Tout cela nous amène à regarder de plus près certaines décisions cruciales prises par l’administration Clinton, il y a une quinzaine d’années, parce que les conséquences de ces décisions sont toujours présentes avec nous aujourd’hui.
En effet, il y a trois grandes crises qui ont cours présentement et dont on peut retracer l’origine jusqu’au gouvernement américain de Bill Clinton (1992-2000), surtout celles prises durant le second mandat de Clinton (1996-2000). Les gens ont tendance à oublier de telles questions préférant se concentrer uniquement sur l’actualité courante. Cependant, il arrive souvent que ce qui se passe sous nos yeux aujourd’hui a pris des années à se préparer, et éclôt longtemps après que les initiateurs ont quitté la scène politique. En réalité, ce que le gouvernement de George W. Bush a fait et ce que celui de Barack Obama fait présentement n’est que la suite de politiques que l’administration de Bill Clinton a mises de l’avant.
Quelles sont donc ces trois crises dont nous pouvons retracer les origines à partir de décisions cruciales, prises par le gouvernement de Bill Clinton, à la fin des années 90 ?

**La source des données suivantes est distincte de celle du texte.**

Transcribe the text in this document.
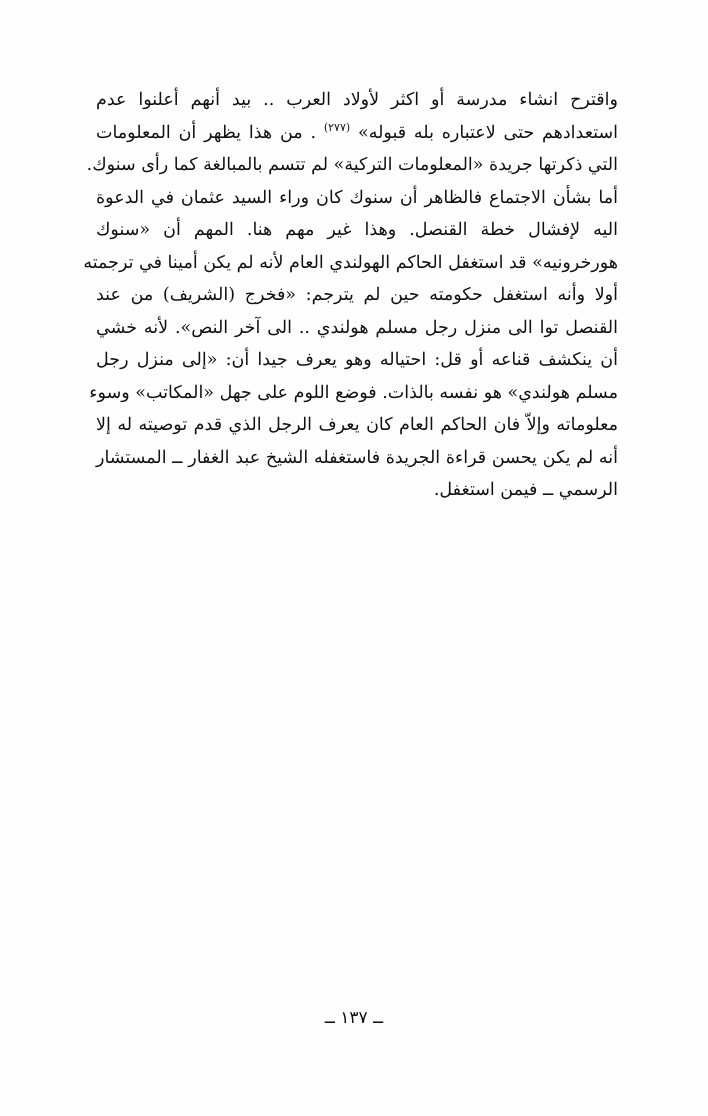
واقترح انشاء مدرسة أو اكثر لأولاد العرب .. بيد أنهم أعلنوا عدم
استعدادهم حتى لاعتباره بله قبوله» $^{(٢٧٧)}$ . من هذا يظهر أن المعلومات
التي ذكرتها جريدة «المعلومات التركية» لم تتسم بالمبالغة كما رأى سنوك.
أما بشأن الاجتماع فالظاهر أن سنوك كان وراء السيد عثمان في الدعوة
اليه لإفشال خطة القنصل. وهذا غير مهم هنا. المهم أن «سنوك
هورخرونيه» قد استغفل الحاكم الهولندي العام لأنه لم يكن أمينا في ترجمته
أولا وأنه استغفل حكومته حين لم يترجم: «فخرج (الشريف) من عند
القنصل توا الى منزل رجل مسلم هولندي .. الى آخر النص». لأنه خشي
أن ينكشف قناعه أو قل: احتياله وهو يعرف جيدا أن: «إلى منزل رجل
مسلم هولندي» هو نفسه بالذات. فوضع اللوم على جهل «المكاتب» وسوء
معلوماته وإلاّ فان الحاكم العام كان يعرف الرجل الذي قدم توصيته له إلا
أنه لم يكن يحسن قراءة الجريدة فاستغفله الشيخ عبد الغفار ــ المستشار
الرسمي ــ فيمن استغفل.
ــ ١٣٧ ــ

1- Premièrement, il y a le précédent de Kosovo invoqué par Clinton pour lancer les États Unis en guerre contre la Serbie, en invoquant des raisons humanitaires.

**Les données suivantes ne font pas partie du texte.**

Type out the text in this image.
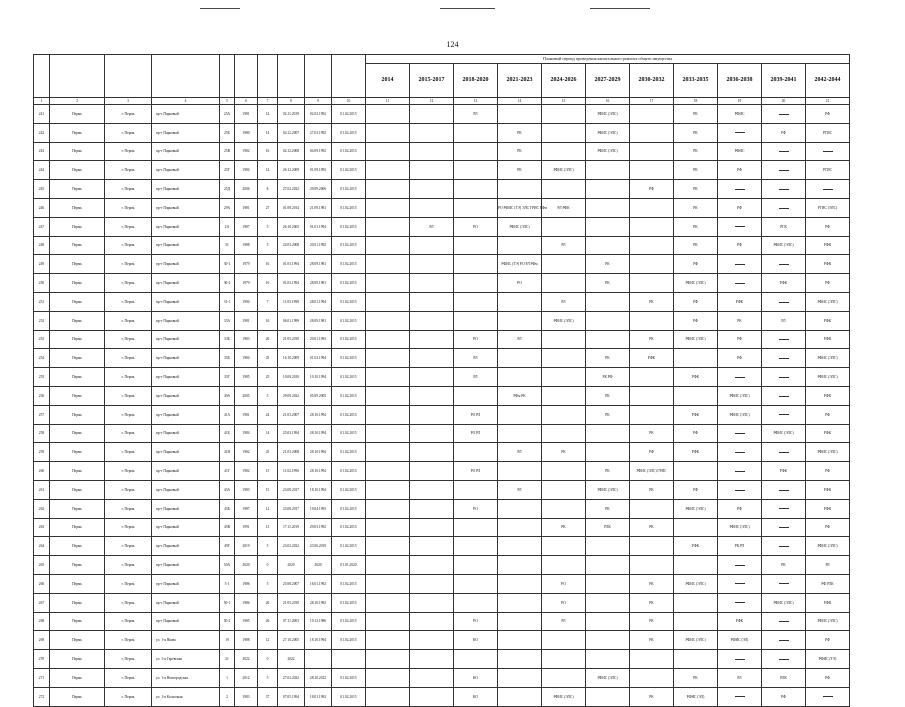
124
										Плановый период проведения капитального ремонта общего имущества										
										2014	2015-2017	2018-2020	2021-2023	2024-2026	2027-2029	2030-2032	2033-2035	2036-2038	2039-2041	2042-2044
1	2	3	4	5	6	7	8	9	10	11	12	13	14	15	16	17	18	19	20	21
241	Пермь	г. Пермь	пр-т Парковый	25А	1981	14	02.11.2019	02.03.1992	01.02.2015			РЛ			РФИС (ЭЛС)		РК	РФИС		РФ
242	Пермь	г. Пермь	пр-т Парковый	25Б	1980	14	04.12.2007	27.03.1992	01.02.2015				РК		РФИС (ЭЛС)		РК		РФ	РГИС
243	Пермь	г. Пермь	пр-т Парковый	25В	1982	16	02.12.2008	04.09.1992	01.02.2015				РК		РФИС (ЭЛС)		РК	РФИС		
244	Пермь	г. Пермь	пр-т Парковый	25Г	1984	14	26.12.2009	01.09.1993	01.02.2015				РК	РФИС (ЭЛС)			РК	РФ		РГИС
245	Пермь	г. Пермь	пр-т Парковый	25Д	2006	8	27.02.2022	29.09.2006	01.02.2015							РФ	РК			
246	Пермь	г. Пермь	пр-т Парковый	29А	1981	27	01.08.2014	21.09.1981	01.02.2015				РО РФИС (ТЭ) ЭЛС ГРИС РФм	РЛ РФК			РК	РФ		РГИС (ЭЛС)
247	Пермь	г. Пермь	пр-т Парковый	2А	1987	5	26.10.2005	01.01.1994	01.02.2015		РЛ	РО	РФИС (ЭЛС)				РК		РГК	РФ
248	Пермь	г. Пермь	пр-т Парковый	31	1988	5	24.03.2008	20.01.1992	01.02.2015					РЛ			РК	РФ	РФИС (ЭЛС)	РФК
249	Пермь	г. Пермь	пр-т Парковый	30-1	1979	16	01.03.1994	28.09.1981	01.02.2015				РФИС (ТЭ) РО РЛ РФм		РК		РФ			РФК
250	Пермь	г. Пермь	пр-т Парковый	30-2	1979	16	01.03.1994	28.09.1981	01.02.2015				РО		РК		РФИС (ЭЛС)		РФК	РФ
251	Пермь	г. Пермь	пр-т Парковый	31-1	1994	7	11.03.1998	28.01.1994	01.02.2015					РЛ		РК	РФ	РФК		РФИС (ЭЛС)
252	Пермь	г. Пермь	пр-т Парковый	33А	1981	16	06.01.1999	28.09.1981	01.02.2015					РФИС (ЭЛС)			РФ	РК	РЛ	РФК
253	Пермь	г. Пермь	пр-т Парковый	33Б	1983	26	21.05.2010	20.01.1993	01.02.2015			РО	РЛ			РК	РФИС (ЭЛС)	РФ		РФК
254	Пермь	г. Пермь	пр-т Парковый	35Б	1984	25	16.10.2009	01.03.1994	01.02.2015			РЛ			РК	РФК		РФ		РФИС (ЭЛС)
255	Пермь	г. Пермь	пр-т Парковый	35Г	1985	25	10.09.2010	10.10.1994	01.02.2015			РЛ			РК РФ		РФК			РФИС (ЭЛС)
256	Пермь	г. Пермь	пр-т Парковый	40А	2005	5	29.09.2022	05.09.2005	01.02.2015				РФм РК		РК			РФИС (ЭЛС)		РФК
257	Пермь	г. Пермь	пр-т Парковый	41А	1981	24	21.03.2007	28.10.1994	01.02.2015			РО РЛ			РК		РФК	РФИС (ЭЛС)		РФ
258	Пермь	г. Пермь	пр-т Парковый	41Б	1984	14	25.03.1994	28.10.1994	01.02.2015			РО РЛ				РК	РФ		РФИС (ЭЛС)	РФК
259	Пермь	г. Пермь	пр-т Парковый	41Н	1982	25	21.03.2008	28.10.1994	01.02.2015				РЛ	РК		РФ	РФК			РФИС (ЭЛС)
260	Пермь	г. Пермь	пр-т Парковый	41Г	1982	15	11.02.1996	28.10.1994	01.02.2015			РО РЛ			РК	РФИС (ЭЛС) ГРИС			РФК	РФ
261	Пермь	г. Пермь	пр-т Парковый	43А	1983	15	23.08.2017	18.10.1994	01.02.2015				РЛ		РФИС (ЭЛС)	РК	РФ			РФК
262	Пермь	г. Пермь	пр-т Парковый	45Б	1987	12	23.08.2017	19.04.1993	01.02.2015			РО			РК		РФИС (ЭЛС)	РФ		РФК
263	Пермь	г. Пермь	пр-т Парковый	45В	1991	13	17.11.2019	29.03.1992	01.02.2015					РК	РЛК	РК		РФИС (ЭЛС)		РФ
264	Пермь	г. Пермь	пр-т Парковый	49Г	2019	5	23.02.2022	23.06.2019	01.02.2015								РФК	РК РЛ		РФИС (ЭЛС)
265	Пермь	г. Пермь	пр-т Парковый	50А	2020	0	2020	2020	01.01.2020										РК	РЛ
266	Пермь	г. Пермь	пр-т Парковый	5-1	1986	5	25.08.2007	16.01.1992	01.02.2015					РО		РК	РФИС (ЭЛС)			РФ РЛК
267	Пермь	г. Пермь	пр-т Парковый	50-1	1986	26	21.05.2010	28.10.1992	01.02.2015					РО		РК			РФИС (ЭЛС)	РФК
268	Пермь	г. Пермь	пр-т Парковый	50-2	1985	26	07.11.2003	19.12.1986	01.02.2015			РО		РЛ		РК		РФК		РФИС (ЭЛС)
269	Пермь	г. Пермь	ул. 1-я Якова	19	1988	12	27.10.2005	18.10.1994	01.02.2015			КО				РК	РФИС (ЭЛС)	РФИС (ЭЛ)		РФ
270	Пермь	г. Пермь	ул. 1-я Гаревская	21	2022	0	2022													РФИС (ТЭ)
271	Пермь	г. Пермь	ул. 1-я Новгородская	1	2012	5	27.02.2022	28.10.2012	01.02.2015			КО			РФИС (ЭЛС)		РК	РЛ	РЛК	РФ
272	Пермь	г. Пермь	ул. 1-я Колхозная	2	1983	37	07.05.1994	18.01.1992	01.02.2015			КО		РФИС (ЭЛС)		РК	РФИС (ЭЛ)		РФ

On peut dire que le chaos qui découle des nombreuses guerres qui ont cours aujourd’hui à travers le monde, en violation directe de la Charte des Nations Unies, est dû en grande partie au précédent de Kosovo mis de l’avant par Bill Clinton.
Le Préambule proclame solennellement le principal objectif de la Charte des Nations Unies de 1945 : « Nous, peuples des Nations Unies, résolus à préserver les générations futures du fléau de la guerre … » et à cette fin « qu’il ne sera pas fait usage de la force des armes, sauf dans l’intérêt commun… »

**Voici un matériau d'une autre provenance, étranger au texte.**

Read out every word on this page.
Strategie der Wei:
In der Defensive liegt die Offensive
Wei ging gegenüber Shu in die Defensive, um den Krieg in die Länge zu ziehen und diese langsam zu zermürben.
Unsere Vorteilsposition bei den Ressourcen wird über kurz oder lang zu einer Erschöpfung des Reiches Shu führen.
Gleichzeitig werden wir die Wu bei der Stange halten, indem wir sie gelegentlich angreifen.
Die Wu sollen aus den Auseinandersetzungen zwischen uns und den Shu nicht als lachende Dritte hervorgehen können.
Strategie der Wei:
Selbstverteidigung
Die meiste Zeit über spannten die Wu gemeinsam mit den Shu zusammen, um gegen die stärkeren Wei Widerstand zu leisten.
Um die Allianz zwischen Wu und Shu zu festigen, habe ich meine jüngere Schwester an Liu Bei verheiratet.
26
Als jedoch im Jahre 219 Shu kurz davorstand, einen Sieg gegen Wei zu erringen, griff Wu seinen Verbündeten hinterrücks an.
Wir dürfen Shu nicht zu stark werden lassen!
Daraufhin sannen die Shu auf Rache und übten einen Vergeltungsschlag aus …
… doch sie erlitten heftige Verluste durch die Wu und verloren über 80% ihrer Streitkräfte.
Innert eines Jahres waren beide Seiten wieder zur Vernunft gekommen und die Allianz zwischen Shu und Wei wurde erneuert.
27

Comme l’actuel Secrétaire général des Nations Unies, M. Ban Ki-Moon l’a bien rappelé au monde l’année dernière, si on s’en remet à la Charte des Nations Unies, adoptée par tous les pays membres, "l’utilisation de la force est légal seulement si elle est faite dans un cas de légitime défense [contre une attaque armée] ou avec une autorisation [officielle] du Conseil de sécurité de l’ONU".
C’est ce que dit le droit international, et la Charte des Nations Unies est la base même du droit international.
En effet, le chapitre VII de la Charte des Nations Unies interdit formellement toute guerre qui n’est pas entreprise pour maintenir ou rétablir la paix internationale (article 42) ou qui n’est pas faite dans un cas de légitime défense, soit individuelle, soit collective (article 51). Il n’y a pas d’exceptions pour les « guerres préventives », les « soi-disant guerres humanitaires » ou tout autre type de guerre d’agression.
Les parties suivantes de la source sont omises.